Guinness continued to manifest about every quarter hour. Just before the preceding pint was finished. And here is the funny thing; I never saw it arrive. Mick and I chatted, discussing the idea that the job I was going for – understudying several roles in The Ferryman, an extraordinary play by Jez Butterworth – was distantly reminiscent of when governments subsidize farmers not to grow alfalfa. Getting paid for actively not acting. Although being ready, willing and able to do so, should someone twist an ankle.

At my age the capacity for Guinness is not what it once was. So although Mick’s company was highly agreeable, I had to slip away after about a gallon or two. We did spend a little time actually working on the accent and the next day I got the job. I started work last week. We preview October 2nd, open October 21st. Mick, I owe you.

The Ferryman tells an epic true story, but the play is threaded with mythology. I’m now convinced that selected newborns in Ireland are taken by the ankle and dipped in the river of Guinness that runs, with tributaries, through all of that magical land.
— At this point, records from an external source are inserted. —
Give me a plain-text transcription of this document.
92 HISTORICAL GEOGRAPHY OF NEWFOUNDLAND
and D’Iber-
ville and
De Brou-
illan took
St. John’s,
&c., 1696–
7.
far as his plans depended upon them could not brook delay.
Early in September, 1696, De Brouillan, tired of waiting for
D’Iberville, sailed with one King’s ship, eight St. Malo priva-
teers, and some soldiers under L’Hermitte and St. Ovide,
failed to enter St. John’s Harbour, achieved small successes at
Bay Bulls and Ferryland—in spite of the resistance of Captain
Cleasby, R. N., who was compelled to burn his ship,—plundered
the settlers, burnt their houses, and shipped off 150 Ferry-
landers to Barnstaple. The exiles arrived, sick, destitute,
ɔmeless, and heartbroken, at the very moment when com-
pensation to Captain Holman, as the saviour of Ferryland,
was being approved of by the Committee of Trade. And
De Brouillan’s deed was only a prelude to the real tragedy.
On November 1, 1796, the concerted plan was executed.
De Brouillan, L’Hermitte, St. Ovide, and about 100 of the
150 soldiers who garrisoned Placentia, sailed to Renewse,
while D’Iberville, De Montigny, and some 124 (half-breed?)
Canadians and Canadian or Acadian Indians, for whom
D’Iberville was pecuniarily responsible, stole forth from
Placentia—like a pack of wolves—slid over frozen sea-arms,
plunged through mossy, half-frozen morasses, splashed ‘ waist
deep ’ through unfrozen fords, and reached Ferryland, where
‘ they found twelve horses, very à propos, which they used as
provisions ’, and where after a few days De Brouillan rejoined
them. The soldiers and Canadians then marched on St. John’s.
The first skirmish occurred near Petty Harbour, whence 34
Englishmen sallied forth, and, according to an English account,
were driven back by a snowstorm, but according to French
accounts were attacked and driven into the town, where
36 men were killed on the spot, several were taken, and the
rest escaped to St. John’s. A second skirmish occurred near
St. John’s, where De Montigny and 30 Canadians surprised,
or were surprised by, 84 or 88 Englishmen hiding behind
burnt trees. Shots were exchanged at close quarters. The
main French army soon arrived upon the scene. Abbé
Five go Drinking in the Underworld

If Enid Blyton had written The Seafarer (reviews here) I’m pretty sure that is the title she would have come up with.

200px-Scotland_relief_location_mapOne time I was involved in a World War 1 play. The set was an abstract of sand bags and scaffolding and we were invited to play at the St. Magnus Festival on The Orkney Islands north of the northern tip of Scotland across the Pentland Firth, one of the most treacherous stretches of water in the navigable seas.

We drove a van up the length of Britain from London to Thurso all through the night, and at an early hour before the sun came up one of the company filled the gas tank with diesel, not petrol, and we came to a full stop on a lonely road just about dawn. The highway services came to our rescue but we lost 2 hours in the confusion.

We reached Thurso (as far north-east as you can go in Scotland) to see the ferry which we had booked to take our set and costumes steaming out of the harbour.

What was to be done?

Our entrepreneurial assistant director was off round the moorings and he cut a deal with a fisherman to take us and our sandbags and scaffolding across the Pentland Firth in an open boat. The fee was £50, and “all the beer I can drink”.

Fortunately word of this madness reached the harbour-master and he immediately put a stop to it, otherwise I would be writing this from the sea-bed. We were able to re-book our berths on the next ferry but logistics meant there was no room for our set. So we abandoned the aforementioned scaffolding and sandbags (which we had transported the length of the country), repacked our costumes into suitcases and, catching the next ferry, gave our performance in the Festival on time.

Every now and there’s a stand out gig in an actor’s progress (to say career would be too loose a use of that word). The Seafarer was such a one for me.  Great role, great cast (yes, the five who go drinking, ah lads…), great company – the Irish Rep, a brilliant triumph, as all theatres are, of the improbable over the impossible. Huge thanks and kudos to Charlotte Moore and Ciaran O’ Reilly, co-founders, and to all who work there.


Mick Mellamphy as Ivan, Colin McPhillamy as Richard in

The Seafarer at The Irish Rep. Photo Carol Rosegg

Tangentially and speaking of the sea and of ferries… I’m delighted to say that in September I will join the company of The Ferryman, a London transfer to Broadway. In a later blog I will disclose details of the patentable Mick Mellamphy Magical Method which assisted me to this forthcoming gig.

Big thanks too, to Carol Brennan  who writes pacey, spicy crime fiction, for letting me crash on the sofa bed in the funky East Village when the commute got out of hand!

Next stop far north-eastern Maine and the Bagaduce Theatre – as far north-east as you can go without hitting Canada and New Brunswick where my maternal great-grandmother was born and at a young age in her early adult life as an actress sailed to Australia under a seven year contract to J C Williamson, theatrical producer, but that’s another story.